Jurists have been disputing whether international law or municipal law should have primacy if a conflict arises between the two. Since dualists attach significance to the sovereignty of the State will, they give primacy to municipal law over international law. Because the State is independent, it should enjoy complete liberty and exercise full sovereignty. On the other hand, monists are divided on this issue. Some monists give primacy to international law while others to municipal law.
According to positivists, municipal law is logically a complete system. The rules of international law cannot impinge upon municipal law unless these rules are specifically adopted by, or incorporated into, municipal law. Put differently there is no automatic application of international rules at the national level. To make a rule effective at the national level, each State determines its own mechanism. The national legislature may ‘transform’ it into a rule of national law, which will be applied by the national courts as a rule of national or municipal law. It is argued that unless there is a ‘transformation’ of a treaty into municipal law (i.e. legislation for implementing the treaty provisions), it cannot be enforced in the municipal field. Positivists consider treaties as promises and municipal statutes as commands. To make treaties binding municipally, transforming them into national law is formally and substantively necessary.

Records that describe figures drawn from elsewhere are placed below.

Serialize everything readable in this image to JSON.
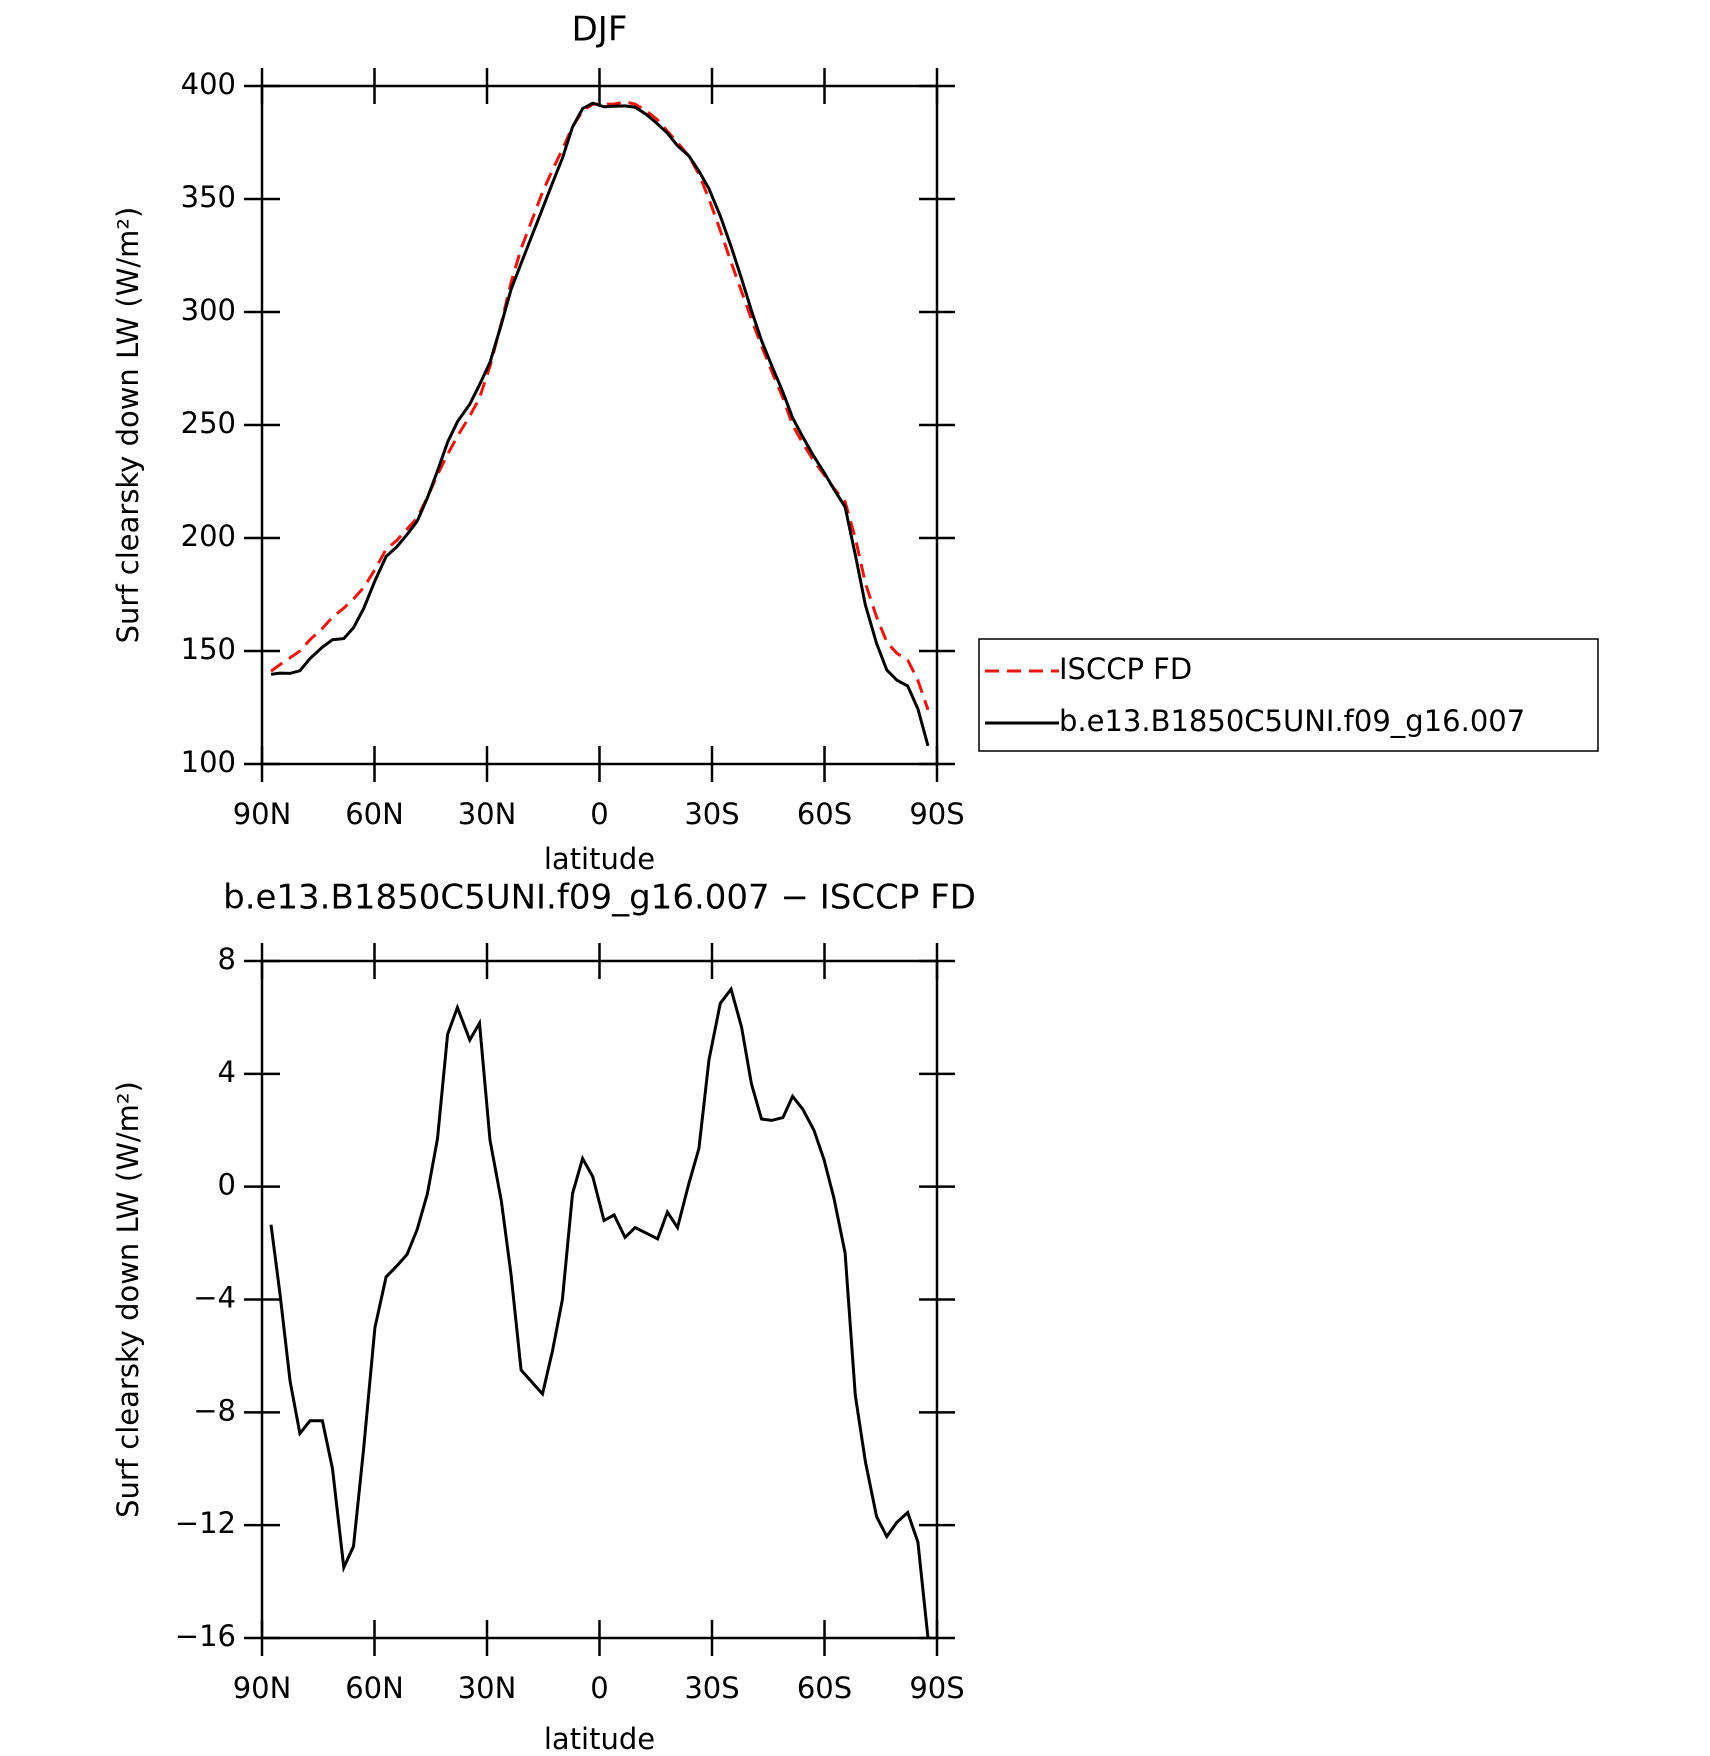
{
  "chart_data": [
    {
      "type": "line",
      "title": "DJF",
      "xlabel": "latitude",
      "ylabel": "Surf clearsky down LW (W/m²)",
      "x": [
        87.6,
        85.2,
        82.5,
        79.9,
        77.2,
        73.9,
        71.2,
        68.2,
        65.6,
        62.9,
        59.9,
        56.9,
        54.0,
        51.3,
        48.6,
        45.9,
        43.2,
        40.5,
        37.9,
        34.6,
        32.0,
        29.2,
        26.2,
        23.6,
        20.9,
        15.2,
        12.5,
        9.9,
        7.2,
        4.5,
        1.8,
        -1.2,
        -3.9,
        -6.8,
        -9.5,
        -12.5,
        -15.5,
        -18.1,
        -20.8,
        -23.8,
        -26.5,
        -29.2,
        -32.2,
        -35.1,
        -37.9,
        -40.5,
        -43.2,
        -45.9,
        -48.9,
        -51.5,
        -54.2,
        -57.2,
        -59.9,
        -62.5,
        -65.5,
        -68.2,
        -70.9,
        -73.9,
        -76.6,
        -79.3,
        -82.2,
        -84.9,
        -87.6
      ],
      "xlim": [
        90,
        -90
      ],
      "xticks": [
        {
          "value": 90,
          "label": "90N"
        },
        {
          "value": 60,
          "label": "60N"
        },
        {
          "value": 30,
          "label": "30N"
        },
        0,
        {
          "value": -30,
          "label": "30S"
        },
        {
          "value": -60,
          "label": "60S"
        },
        {
          "value": -90,
          "label": "90S"
        }
      ],
      "ylim": [
        100,
        400
      ],
      "yticks": [
        100,
        150,
        200,
        250,
        300,
        350,
        400
      ],
      "legend": "outside-right",
      "series": [
        {
          "name": "ISCCP FD",
          "color": "#e8160c",
          "linestyle": "dashed",
          "values": [
            141,
            144,
            147,
            150,
            155,
            160,
            165,
            169,
            173,
            178,
            186,
            195,
            199,
            204,
            209,
            218,
            228,
            237,
            245,
            254,
            262,
            276,
            295,
            313,
            328,
            353,
            363,
            372,
            382,
            389,
            392,
            392,
            392,
            393,
            392,
            389,
            385,
            380,
            375,
            369,
            361,
            350,
            336,
            322,
            309,
            297,
            285,
            274,
            262,
            250,
            242,
            234,
            228,
            222,
            216,
            200,
            180,
            165,
            154,
            149,
            146,
            137,
            124
          ]
        },
        {
          "name": "b.e13.B1850C5UNI.f09_g16.007",
          "color": "#000000",
          "linestyle": "solid",
          "values": [
            139.7,
            140.2,
            140.1,
            141.3,
            146.7,
            151.7,
            155,
            155.5,
            160.3,
            168.7,
            181,
            191.8,
            196.2,
            201.6,
            207.5,
            217.8,
            229.7,
            242.4,
            251.4,
            259.2,
            267.8,
            277.7,
            294.5,
            309.9,
            321.5,
            345.7,
            357.2,
            368,
            381.8,
            390,
            392.4,
            390.8,
            391,
            391.2,
            390.6,
            387.4,
            383.2,
            379.1,
            373.6,
            369.1,
            362.4,
            354.5,
            342.5,
            329,
            314.7,
            300.7,
            287.4,
            276.4,
            264.5,
            253.2,
            244.8,
            236,
            229,
            221.6,
            213.7,
            192.6,
            170.3,
            153.3,
            141.6,
            137.1,
            134.5,
            124.4,
            108
          ]
        }
      ]
    },
    {
      "type": "line",
      "title": "b.e13.B1850C5UNI.f09_g16.007 − ISCCP FD",
      "xlabel": "latitude",
      "ylabel": "Surf clearsky down LW (W/m²)",
      "x": [
        87.6,
        85.2,
        82.5,
        79.9,
        77.2,
        73.9,
        71.2,
        68.2,
        65.6,
        62.9,
        59.9,
        56.9,
        54.0,
        51.3,
        48.6,
        45.9,
        43.2,
        40.5,
        37.9,
        34.6,
        32.0,
        29.2,
        26.2,
        23.6,
        20.9,
        15.2,
        12.5,
        9.9,
        7.2,
        4.5,
        1.8,
        -1.2,
        -3.9,
        -6.8,
        -9.5,
        -12.5,
        -15.5,
        -18.1,
        -20.8,
        -23.8,
        -26.5,
        -29.2,
        -32.2,
        -35.1,
        -37.9,
        -40.5,
        -43.2,
        -45.9,
        -48.9,
        -51.5,
        -54.2,
        -57.2,
        -59.9,
        -62.5,
        -65.5,
        -68.2,
        -70.9,
        -73.9,
        -76.6,
        -79.3,
        -82.2,
        -84.9,
        -87.6
      ],
      "xlim": [
        90,
        -90
      ],
      "xticks": [
        {
          "value": 90,
          "label": "90N"
        },
        {
          "value": 60,
          "label": "60N"
        },
        {
          "value": 30,
          "label": "30N"
        },
        0,
        {
          "value": -30,
          "label": "30S"
        },
        {
          "value": -60,
          "label": "60S"
        },
        {
          "value": -90,
          "label": "90S"
        }
      ],
      "ylim": [
        -16,
        8
      ],
      "yticks": [
        {
          "value": -16,
          "label": "−16"
        },
        {
          "value": -12,
          "label": "−12"
        },
        {
          "value": -8,
          "label": "−8"
        },
        {
          "value": -4,
          "label": "−4"
        },
        0,
        4,
        8
      ],
      "series": [
        {
          "color": "#000000",
          "linestyle": "solid",
          "values": [
            -1.35,
            -3.8,
            -6.9,
            -8.75,
            -8.3,
            -8.3,
            -10,
            -13.5,
            -12.75,
            -9.3,
            -5,
            -3.2,
            -2.8,
            -2.4,
            -1.5,
            -0.25,
            1.7,
            5.4,
            6.35,
            5.2,
            5.8,
            1.65,
            -0.5,
            -3.1,
            -6.5,
            -7.35,
            -5.8,
            -4,
            -0.25,
            1,
            0.35,
            -1.2,
            -1,
            -1.8,
            -1.45,
            -1.65,
            -1.85,
            -0.9,
            -1.45,
            0.1,
            1.35,
            4.5,
            6.5,
            7,
            5.65,
            3.65,
            2.4,
            2.35,
            2.45,
            3.2,
            2.75,
            2,
            0.95,
            -0.4,
            -2.35,
            -7.4,
            -9.75,
            -11.7,
            -12.4,
            -11.9,
            -11.55,
            -12.6,
            -16
          ]
        }
      ]
    }
  ]
}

Nevertheless, monists criticize this approach on the grounds that it presumes the consensual character of international law, whereas municipal law is considered to have non-consensual nature. The distinction between treaties and statutes is merely of form and procedure, but the real objective of both treaties and statutes is the same, that is, to stipulate certain legal rules for certain situations. In this sense treaties are commands in the same way as statutes, and not every treaty needs transformation to become binding at the national level.

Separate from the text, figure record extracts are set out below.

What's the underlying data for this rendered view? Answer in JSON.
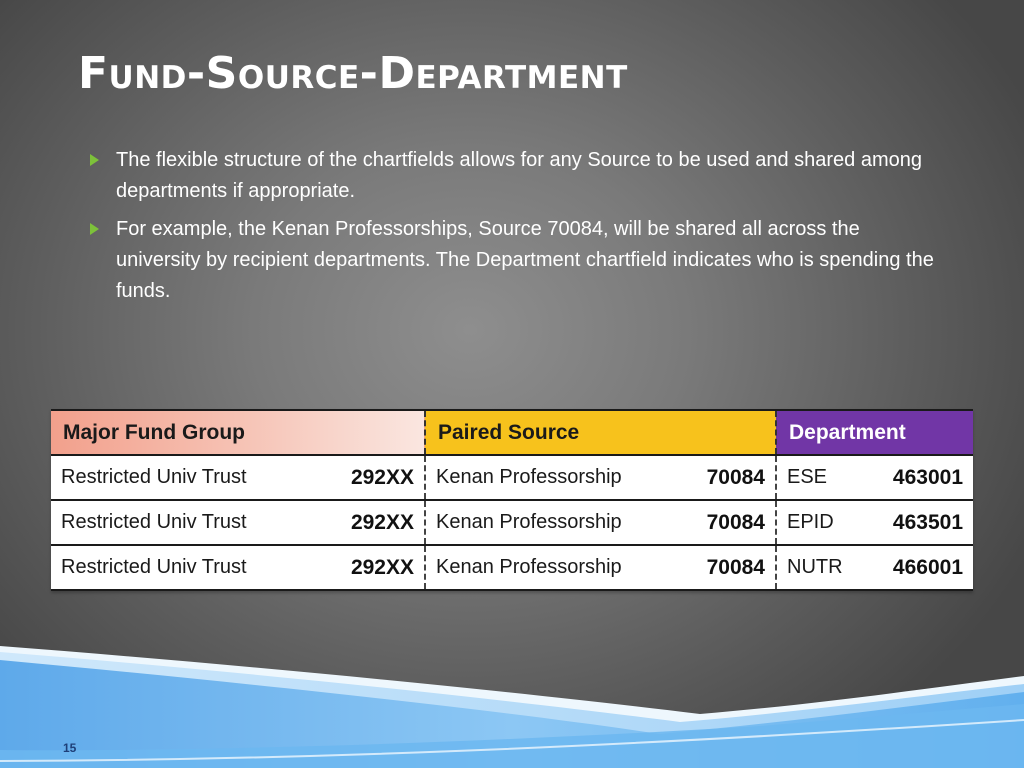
{
  "slide": {
    "title": "Fund-Source-Department",
    "bullets": [
      "The flexible structure of the chartfields allows for any Source to be used and shared among departments if appropriate.",
      "For example, the Kenan Professorships, Source 70084, will be shared all across the university by recipient departments.  The Department chartfield indicates who is spending the funds."
    ],
    "page_number": "15"
  },
  "table": {
    "headers": [
      "Major Fund Group",
      "Paired Source",
      "Department"
    ],
    "rows": [
      {
        "fund": "Restricted Univ Trust",
        "fund_code": "292XX",
        "source": "Kenan Professorship",
        "source_code": "70084",
        "dept": "ESE",
        "dept_code": "463001"
      },
      {
        "fund": "Restricted Univ Trust",
        "fund_code": "292XX",
        "source": "Kenan Professorship",
        "source_code": "70084",
        "dept": "EPID",
        "dept_code": "463501"
      },
      {
        "fund": "Restricted Univ Trust",
        "fund_code": "292XX",
        "source": "Kenan Professorship",
        "source_code": "70084",
        "dept": "NUTR",
        "dept_code": "466001"
      }
    ]
  },
  "colors": {
    "fund_header": "#f4b3a3",
    "source_header": "#f7c21c",
    "dept_header": "#7136a6",
    "bullet_arrow": "#7dc13a"
  },
  "icons": {
    "bullet": "triangle-bullet-icon"
  }
}
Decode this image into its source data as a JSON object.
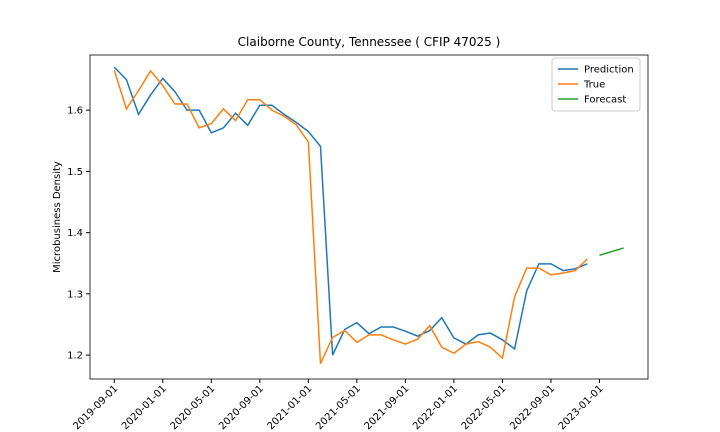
{
  "chart_data": {
    "type": "line",
    "title": "Claiborne County, Tennessee ( CFIP 47025 )",
    "y_label": "Microbusiness Density",
    "xlim": [
      "2019-07-01",
      "2023-05-01"
    ],
    "xticks": [
      "2019-09-01",
      "2020-01-01",
      "2020-05-01",
      "2020-09-01",
      "2021-01-01",
      "2021-05-01",
      "2021-09-01",
      "2022-01-01",
      "2022-05-01",
      "2022-09-01",
      "2023-01-01"
    ],
    "ylim": [
      1.161,
      1.69
    ],
    "yticks": [
      1.2,
      1.3,
      1.4,
      1.5,
      1.6
    ],
    "grid": false,
    "legend": "upper right",
    "series": [
      {
        "name": "Prediction",
        "color": "#1f77b4",
        "x": [
          "2019-09-01",
          "2019-10-01",
          "2019-11-01",
          "2019-12-01",
          "2020-01-01",
          "2020-02-01",
          "2020-03-01",
          "2020-04-01",
          "2020-05-01",
          "2020-06-01",
          "2020-07-01",
          "2020-08-01",
          "2020-09-01",
          "2020-10-01",
          "2020-11-01",
          "2020-12-01",
          "2021-01-01",
          "2021-02-01",
          "2021-03-01",
          "2021-04-01",
          "2021-05-01",
          "2021-06-01",
          "2021-07-01",
          "2021-08-01",
          "2021-09-01",
          "2021-10-01",
          "2021-11-01",
          "2021-12-01",
          "2022-01-01",
          "2022-02-01",
          "2022-03-01",
          "2022-04-01",
          "2022-05-01",
          "2022-06-01",
          "2022-07-01",
          "2022-08-01",
          "2022-09-01",
          "2022-10-01",
          "2022-11-01",
          "2022-12-01"
        ],
        "values": [
          1.67,
          1.65,
          1.593,
          1.625,
          1.652,
          1.63,
          1.6,
          1.6,
          1.563,
          1.571,
          1.595,
          1.575,
          1.608,
          1.608,
          1.593,
          1.58,
          1.565,
          1.541,
          1.2,
          1.242,
          1.253,
          1.235,
          1.246,
          1.246,
          1.239,
          1.231,
          1.24,
          1.261,
          1.228,
          1.218,
          1.233,
          1.236,
          1.225,
          1.21,
          1.305,
          1.349,
          1.349,
          1.338,
          1.341,
          1.349
        ]
      },
      {
        "name": "True",
        "color": "#ff7f0e",
        "x": [
          "2019-09-01",
          "2019-10-01",
          "2019-11-01",
          "2019-12-01",
          "2020-01-01",
          "2020-02-01",
          "2020-03-01",
          "2020-04-01",
          "2020-05-01",
          "2020-06-01",
          "2020-07-01",
          "2020-08-01",
          "2020-09-01",
          "2020-10-01",
          "2020-11-01",
          "2020-12-01",
          "2021-01-01",
          "2021-02-01",
          "2021-03-01",
          "2021-04-01",
          "2021-05-01",
          "2021-06-01",
          "2021-07-01",
          "2021-08-01",
          "2021-09-01",
          "2021-10-01",
          "2021-11-01",
          "2021-12-01",
          "2022-01-01",
          "2022-02-01",
          "2022-03-01",
          "2022-04-01",
          "2022-05-01",
          "2022-06-01",
          "2022-07-01",
          "2022-08-01",
          "2022-09-01",
          "2022-10-01",
          "2022-11-01",
          "2022-12-01"
        ],
        "values": [
          1.665,
          1.602,
          1.632,
          1.664,
          1.64,
          1.61,
          1.61,
          1.571,
          1.578,
          1.602,
          1.583,
          1.617,
          1.617,
          1.6,
          1.59,
          1.576,
          1.548,
          1.186,
          1.229,
          1.24,
          1.221,
          1.233,
          1.233,
          1.225,
          1.218,
          1.226,
          1.248,
          1.213,
          1.203,
          1.218,
          1.222,
          1.213,
          1.195,
          1.295,
          1.342,
          1.342,
          1.331,
          1.334,
          1.338,
          1.357
        ]
      },
      {
        "name": "Forecast",
        "color": "#2ca02c",
        "x": [
          "2023-01-01",
          "2023-02-01",
          "2023-03-01"
        ],
        "values": [
          1.363,
          1.369,
          1.375
        ]
      }
    ]
  }
}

Monists, on the other hand, maintain that the application of rules of international law to the municipal sphere is a continuation of one single process that starts with the creation and acceptance of those rules by the State. The constitutional rules of international law delegate to each State the right to determine the procedure and means to make treaties effective at the municipal level. State enjoys complete sovereignty and widest liberty of action, and this process does not impinge upon the sovereignty of the State. The fact that national organs have this liberty indicates the relative weakness of international law, however, it does not invalidate the theory because the State will incur international responsibility where it allows or commits a violation of international rules. In fact, the entire monist-dualist controversy is academic because both international law and municipal law have their own sphere of activity. There is no indication that either theory is perfect to encompass all the aspects of doctrinal controversy surrounding the relationship between international law and municipal law or has had a significant impact on national laws. Except as a shorthand indication of the general approach of a particular State on the implementation of international rules, these theories do not throw much light on the relationship between international law and municipal law. Practice of international tribunals and municipal courts suggests that the two legal systems are rather complementary. In addition, it would not be correct to compartmentalize States into two groups as monists or dualists, since there are as many ways of giving effect to international law as there are national legal systems.